TL: I'm trying to think of when I met him- it was somewhere around 1990. I was introduced to him by Al Stauffer. He's an incredible musician, one of the few who prefers to do things in an uncompromising manner. Most often, you won't see him on the regular gig circuit. He chooses to do as little of that as possible, so that he has time for his own writing and woodshedding. I'm honored that he wanted to appear on my recording, because he's definitely the type who leads a group, but when he likes the concept, he's very good at interpreting others' music. I'm honored, because he won't do that for everyone.

AAJ: What about Norman David? He's only on one track, "The Norman D. Invasion," which I take it is named after him.

TL: Norman is the leader of Group Four. I played with him for twelve years or so, with him leading a quartet, but we've done some projects with an "eleven-tet." He's a full-time composer. Very prolific: he can crank out ten compositions to my one! He's also a multi-reed teacher and player. He has two books published, one textbook on big band arranging, and he just published a new book on Ella Fitzgerald.

AAJ: Do you know what it's about? Is it a biography?

TL: It has some biographical information, but it concentrates more on her musicality. He transcribed a lot of her phrasing...

AAJ: Her "scat" singing.

TL: Some of that, and even just her phrasing on melodies- how she re-interpreted melodies, changed the rhythms, etc. It's not overly scholarly but it's very thorough. Again, Norman has a unique vision. I like all the musicians on my CD because they're very eclectic in their taste and their abilities.
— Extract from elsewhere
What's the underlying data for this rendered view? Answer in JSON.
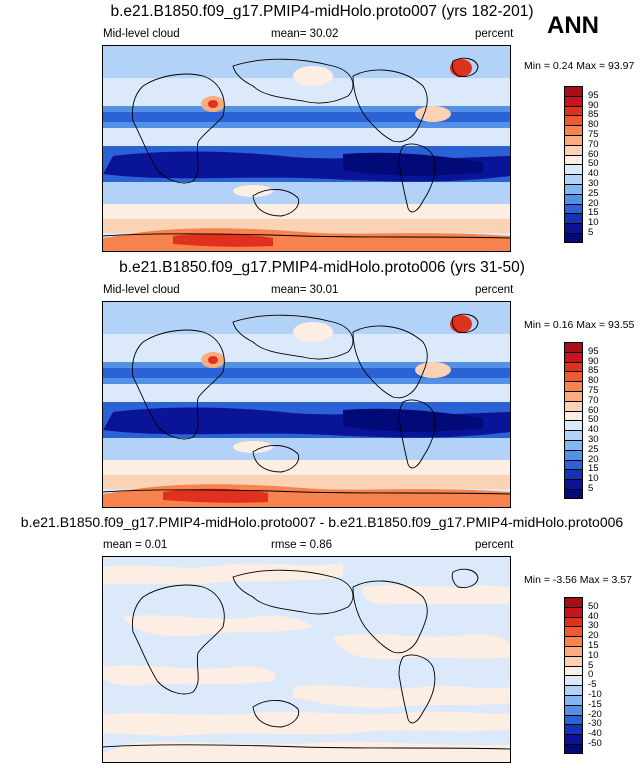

AAJ: Now, I take it that Jim Miller is also the CEO of Dreambox Media?

TL: He owns it. But that's not why he's on the recording. In fact, when we recorded, I hadn't even decided yet who the label would be. I didn't decide that until a few months after the recording was done.

AAJ: Has Schachter recorded before?

TL: He has four CD's of his own, and he's working on a fifth.

AAJ: And we know that John Swana...

TL: Has a million records on Criss Cross.

AAJ: What about Norman David's recording history?

TL: We have a CD out with his group, Group Four. It's called Norman David's Group Four: There's Room for All.


JAZZ COMPOSITION

AAJ: I think we should tell our readers that the stereotype of jazz composition is writing melodies for tunes. You don't just write tunes, from what I can gather. You tend to structure, or create a lack of structure, throughout the performance, so it's not just the melody. Is that correct?

TL: Well, not really. I mean it evolves that way through playing, and you try to create a framework... On the CD, there are only three tunes that are "free," and even they are partially composed. The rest of the tunes are in fact regular tunes, only longer. The forms are longer, and a little "quirkier."